In response, the prosecution submitted that Lim intentionally fired the gun to kill Chew, and the death of Chew was caused in furtherance of the duo's common intention to commit robbery and by application of the provisions under Section 34 of the Penal Code, Neoh should be held equally liable to a charge of murder as Lim, since he and Lim shared a common intention to commit robbery and murder, and they had planned to use the gun to facilitate their crime and use violence if necessary, and made plans to wait for the opportunity to commit armed robbery.

===Verdict===
On 8 November 1973, the trial judges Choor Singh and D. C. D'Cotta ruled in their verdict that both Neoh Bean Chye and Lim Kim Huat were accordingly convicted of the charge of murdering 42-year-old Chew Liew Tea, after they accepted the prosecution's arguments and rejected the men's defences of accidental shooting or having no intention to kill. Neoh and Lim were both automatically condemned to death upon their conviction for murder, as capital punishment was prescribed as the mandatory sentence for all four offences of murder under the Penal Code and judges in Singapore had no discretion (up until 2013) to impose any other punishments aside from death in these cases.

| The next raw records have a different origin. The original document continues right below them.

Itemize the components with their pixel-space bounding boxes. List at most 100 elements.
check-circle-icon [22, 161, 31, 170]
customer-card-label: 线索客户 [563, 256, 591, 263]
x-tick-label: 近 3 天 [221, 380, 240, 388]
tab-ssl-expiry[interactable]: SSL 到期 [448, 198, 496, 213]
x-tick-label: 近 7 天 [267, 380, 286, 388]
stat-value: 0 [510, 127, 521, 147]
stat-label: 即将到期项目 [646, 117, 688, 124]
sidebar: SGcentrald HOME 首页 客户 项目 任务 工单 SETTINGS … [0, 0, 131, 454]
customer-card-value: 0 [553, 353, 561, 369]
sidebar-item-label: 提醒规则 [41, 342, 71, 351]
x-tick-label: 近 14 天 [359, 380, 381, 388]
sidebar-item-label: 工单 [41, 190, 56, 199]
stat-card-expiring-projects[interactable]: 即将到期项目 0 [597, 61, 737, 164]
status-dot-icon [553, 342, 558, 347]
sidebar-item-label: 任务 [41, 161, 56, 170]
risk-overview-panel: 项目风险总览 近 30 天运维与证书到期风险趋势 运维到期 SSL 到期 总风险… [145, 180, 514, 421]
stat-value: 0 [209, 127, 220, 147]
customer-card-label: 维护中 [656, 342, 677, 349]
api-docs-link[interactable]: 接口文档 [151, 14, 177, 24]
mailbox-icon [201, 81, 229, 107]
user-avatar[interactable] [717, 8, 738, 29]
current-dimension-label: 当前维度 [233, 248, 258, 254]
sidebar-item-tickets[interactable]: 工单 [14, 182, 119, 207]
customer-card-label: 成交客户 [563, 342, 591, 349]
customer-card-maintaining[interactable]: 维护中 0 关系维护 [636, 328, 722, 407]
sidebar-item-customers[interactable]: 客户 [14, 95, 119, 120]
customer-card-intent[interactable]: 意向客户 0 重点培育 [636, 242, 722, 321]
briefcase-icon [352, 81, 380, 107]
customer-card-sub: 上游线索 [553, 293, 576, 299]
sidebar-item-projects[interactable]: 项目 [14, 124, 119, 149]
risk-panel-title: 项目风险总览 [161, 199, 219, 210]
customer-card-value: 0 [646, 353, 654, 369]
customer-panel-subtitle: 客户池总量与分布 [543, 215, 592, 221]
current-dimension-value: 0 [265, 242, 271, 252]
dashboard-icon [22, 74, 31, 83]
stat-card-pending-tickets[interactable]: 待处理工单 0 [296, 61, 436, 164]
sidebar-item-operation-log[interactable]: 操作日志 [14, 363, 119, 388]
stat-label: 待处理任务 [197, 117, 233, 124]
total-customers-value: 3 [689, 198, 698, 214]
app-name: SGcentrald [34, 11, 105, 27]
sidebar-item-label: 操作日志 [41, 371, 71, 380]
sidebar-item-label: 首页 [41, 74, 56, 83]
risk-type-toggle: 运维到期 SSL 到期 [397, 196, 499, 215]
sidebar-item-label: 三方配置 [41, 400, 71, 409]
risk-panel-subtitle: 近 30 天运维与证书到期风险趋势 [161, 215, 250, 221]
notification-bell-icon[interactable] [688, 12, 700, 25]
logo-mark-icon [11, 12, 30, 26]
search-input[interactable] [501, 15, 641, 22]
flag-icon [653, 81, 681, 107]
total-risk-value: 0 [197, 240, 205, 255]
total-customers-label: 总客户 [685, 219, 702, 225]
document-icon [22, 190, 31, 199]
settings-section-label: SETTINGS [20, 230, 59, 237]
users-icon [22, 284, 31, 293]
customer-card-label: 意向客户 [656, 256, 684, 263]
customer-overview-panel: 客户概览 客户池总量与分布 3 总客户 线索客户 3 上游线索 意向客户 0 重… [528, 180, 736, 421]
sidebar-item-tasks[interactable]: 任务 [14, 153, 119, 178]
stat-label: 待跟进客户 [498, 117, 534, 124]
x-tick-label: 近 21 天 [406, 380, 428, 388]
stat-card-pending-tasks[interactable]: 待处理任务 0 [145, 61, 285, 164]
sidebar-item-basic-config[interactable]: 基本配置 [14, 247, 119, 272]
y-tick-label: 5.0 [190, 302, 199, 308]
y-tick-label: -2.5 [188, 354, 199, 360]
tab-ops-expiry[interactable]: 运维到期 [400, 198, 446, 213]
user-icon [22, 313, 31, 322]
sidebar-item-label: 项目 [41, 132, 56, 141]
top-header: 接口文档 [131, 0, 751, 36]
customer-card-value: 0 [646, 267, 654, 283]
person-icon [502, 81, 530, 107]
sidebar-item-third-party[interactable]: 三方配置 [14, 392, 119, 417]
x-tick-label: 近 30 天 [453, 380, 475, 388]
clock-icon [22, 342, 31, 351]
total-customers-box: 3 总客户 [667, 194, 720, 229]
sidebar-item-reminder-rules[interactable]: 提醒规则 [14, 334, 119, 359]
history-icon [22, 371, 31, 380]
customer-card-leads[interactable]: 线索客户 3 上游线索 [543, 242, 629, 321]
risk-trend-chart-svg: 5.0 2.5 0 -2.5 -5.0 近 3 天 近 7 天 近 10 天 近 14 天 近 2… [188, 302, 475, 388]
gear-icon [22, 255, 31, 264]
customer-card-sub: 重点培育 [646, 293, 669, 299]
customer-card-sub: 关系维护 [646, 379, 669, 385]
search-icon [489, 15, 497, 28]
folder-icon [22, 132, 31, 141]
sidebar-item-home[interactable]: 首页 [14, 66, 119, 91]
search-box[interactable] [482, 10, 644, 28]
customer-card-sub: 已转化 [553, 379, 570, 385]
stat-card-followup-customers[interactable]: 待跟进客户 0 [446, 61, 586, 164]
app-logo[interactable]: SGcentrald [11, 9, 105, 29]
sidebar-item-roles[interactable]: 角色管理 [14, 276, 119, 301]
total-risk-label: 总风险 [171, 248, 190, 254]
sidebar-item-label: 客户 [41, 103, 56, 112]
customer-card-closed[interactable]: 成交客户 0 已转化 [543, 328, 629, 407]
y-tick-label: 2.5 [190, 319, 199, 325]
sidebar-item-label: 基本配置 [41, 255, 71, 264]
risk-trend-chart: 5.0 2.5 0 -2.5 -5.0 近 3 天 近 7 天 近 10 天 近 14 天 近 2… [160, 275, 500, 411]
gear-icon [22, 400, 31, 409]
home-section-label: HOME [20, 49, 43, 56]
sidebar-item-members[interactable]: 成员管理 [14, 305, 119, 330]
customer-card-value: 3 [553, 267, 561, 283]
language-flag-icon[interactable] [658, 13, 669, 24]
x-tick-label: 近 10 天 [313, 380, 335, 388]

Neoh and Lim were reported as among the 17 inmates held on death row at Changi Prison pending their executions as of February 1974, for which the number decreased to 15 by October 1974 while they were appealing their sentences. Among these inmates (most of whom were convicted of murder) were the seven murderers of the Gold Bars triple murders, who were later executed for killing a businessman and two others for 120 gold bars.

==Appeal processes==
In July 1974, both Neoh Bean Chye and Lim Kim Huat appealed to the Court of Appeal to review their cases, but the three judges - Chief Justice Wee Chong Jin, Tan Ah Tah and A V Winslow - upheld that the two men clearly had the common intention to cause Chew's death in the course of firearm robbery, and hence they dismissed the appeals on 5 August 1974.

On 9 April 1975, both Neoh and Lim applied for special leave to appeal to the Privy Council of London in a final bid to escape the gallows, but the Privy Council refused to approve their applications, which therefore finalized their death sentences.

==Executions and aftermath==
On 27 June 1975, after losing their final death row appeals, both Neoh Bean Chye and Lim Kim Huat were hanged at Changi Prison. Both men's families, who received their death warrants one week before the executions, travelled from Penang to Singapore to collect their bodies. A Buddhist monk, who counselled both Neoh and Lim while they were still on death row, said prayers and authorized their funerals on their behalf after the double hanging of the gunmen.

In the aftermath of the men's executions, the trial prosecutor Glenn Knight would become famous for his 1983 prosecution of Adrian Lim, Singapore's most infamous child killer, who was hanged in 1988 for murdering two children for ritual sacrifice, and became director of the Commercial Affairs Department, but his reputation would be tarnished with his conviction for bribery in 1991. Knight, who was subsequently disqualified from practicing law for sixteen years after his 1991 trial and imprisonment for corruption, later wrote his memoir, in which he recorded the case of Chew Liew Tea's shooting as one of his most memorable cases. The book was published in 2012, the fifth year after his re-instatement and return to practice (which the court approved). Knight died in 2025 at the age of 80.

The case of Neoh Bean Chye and Lim Kim Huat was one of the early legal cases that touched on the applicability and relevance of Section 34 of the Penal Code in convicting a person of murder in lieu of the common intention shared by more than one member of the group charged for such an offence, and it was cited by several judgements where more than one person was charged and tried for murder by common intention, like the Bock Tuan Thong murder case and the Wan Cheon Kem robbery-murder case.